In catering to the modern trade consumers in supermarkets and convenience stores, Delfi is working on the rejuvenation of its newly acquired Van Houten brand, as they have previously done before with the Philippine Goya and Knick Knack brands.

“We believe that further rejuvenation of the iconic European brand through Delfi’s planned initiation of a multi-phased brand repositioning program, will allow for a broadened business and customer base, which will in turn be a key driver for Own Brands sales in the next few years,” says Amirah.

This will also support the company’s growth strategies of capitalising on the upcoming premiumisation trend among Indonesian youths. Delfi has also restructured its distribution model to help reduce costs while improving the quality and timeliness of its deliveries to key customers.

However, the Covid-19 pandemic has resulted in global supply chain and demand disruptions. The International Monetary Fund (IMF) has also cut Indonesia’s growth forecasts for 2020 to 0.5% and has projected unemployment rates to increase to 7.5% in 2020 from 5.3% in 2019. IMF has also projected one of the fastest recoveries for Indonesia in the last 25 years, a GDP growth of 8.2% in 2021.

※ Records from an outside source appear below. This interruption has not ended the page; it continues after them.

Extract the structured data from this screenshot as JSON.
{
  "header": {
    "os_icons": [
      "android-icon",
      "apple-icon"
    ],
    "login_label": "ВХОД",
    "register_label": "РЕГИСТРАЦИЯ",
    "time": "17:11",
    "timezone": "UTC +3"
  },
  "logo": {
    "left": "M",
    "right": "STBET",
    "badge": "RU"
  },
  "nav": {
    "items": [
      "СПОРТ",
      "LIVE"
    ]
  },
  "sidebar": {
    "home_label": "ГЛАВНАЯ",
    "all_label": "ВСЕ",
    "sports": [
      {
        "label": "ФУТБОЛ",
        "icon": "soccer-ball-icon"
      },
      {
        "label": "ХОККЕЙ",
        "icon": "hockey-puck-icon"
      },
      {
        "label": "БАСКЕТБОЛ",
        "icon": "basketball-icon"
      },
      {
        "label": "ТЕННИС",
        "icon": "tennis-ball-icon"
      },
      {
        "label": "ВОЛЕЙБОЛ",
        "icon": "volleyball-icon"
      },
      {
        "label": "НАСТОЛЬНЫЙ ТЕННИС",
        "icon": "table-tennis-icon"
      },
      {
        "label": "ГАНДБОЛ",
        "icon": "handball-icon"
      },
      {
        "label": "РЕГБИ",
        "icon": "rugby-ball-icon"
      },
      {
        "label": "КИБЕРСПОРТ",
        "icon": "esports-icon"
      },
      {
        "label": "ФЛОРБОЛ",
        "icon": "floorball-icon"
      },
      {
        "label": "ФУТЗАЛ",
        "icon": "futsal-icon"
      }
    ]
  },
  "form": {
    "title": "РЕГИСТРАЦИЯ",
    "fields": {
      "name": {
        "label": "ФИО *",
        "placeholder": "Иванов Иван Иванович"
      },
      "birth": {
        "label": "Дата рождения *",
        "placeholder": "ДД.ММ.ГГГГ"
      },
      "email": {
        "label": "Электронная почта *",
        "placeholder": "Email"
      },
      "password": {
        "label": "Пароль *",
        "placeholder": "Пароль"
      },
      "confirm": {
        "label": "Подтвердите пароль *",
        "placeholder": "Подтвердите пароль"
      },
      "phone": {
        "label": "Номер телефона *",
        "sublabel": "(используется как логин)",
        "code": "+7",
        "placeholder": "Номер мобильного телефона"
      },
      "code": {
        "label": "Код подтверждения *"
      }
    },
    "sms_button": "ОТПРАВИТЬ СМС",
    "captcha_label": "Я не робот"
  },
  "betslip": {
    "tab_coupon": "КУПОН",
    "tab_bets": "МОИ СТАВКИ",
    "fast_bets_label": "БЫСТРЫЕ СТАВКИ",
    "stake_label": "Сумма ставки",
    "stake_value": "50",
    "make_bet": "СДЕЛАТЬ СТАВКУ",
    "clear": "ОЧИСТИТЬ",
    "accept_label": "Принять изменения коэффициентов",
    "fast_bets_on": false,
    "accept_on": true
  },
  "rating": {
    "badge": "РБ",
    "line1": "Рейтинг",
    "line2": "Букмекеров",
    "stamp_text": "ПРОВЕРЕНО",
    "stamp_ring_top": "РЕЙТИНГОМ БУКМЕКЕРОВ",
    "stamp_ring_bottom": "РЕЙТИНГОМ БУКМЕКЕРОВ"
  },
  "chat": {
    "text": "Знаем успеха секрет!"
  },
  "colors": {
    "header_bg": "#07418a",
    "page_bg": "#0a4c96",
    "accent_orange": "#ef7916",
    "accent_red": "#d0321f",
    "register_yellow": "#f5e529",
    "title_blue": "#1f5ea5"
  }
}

“We also note that emerging markets such as Indonesia have consistently recovered more quickly than developed markets – Indonesia too particularly as it is much more domestic-demand-oriented,” says Amirah.

The analyst also believes that this fast recovery trend is consistent and Indonesia has a tendency to emerge stronger than before. In addition, consumer sentiment has remained relatively buoyant especially in the grocery category, with many expressing the intention and expectation to spend more on snacks and groceries as they continue to stay home.

As at 3.00pm, shares in Delfi are trading at 78 cents or 1.7 times FY20 book with a dividend yield of 1.6%.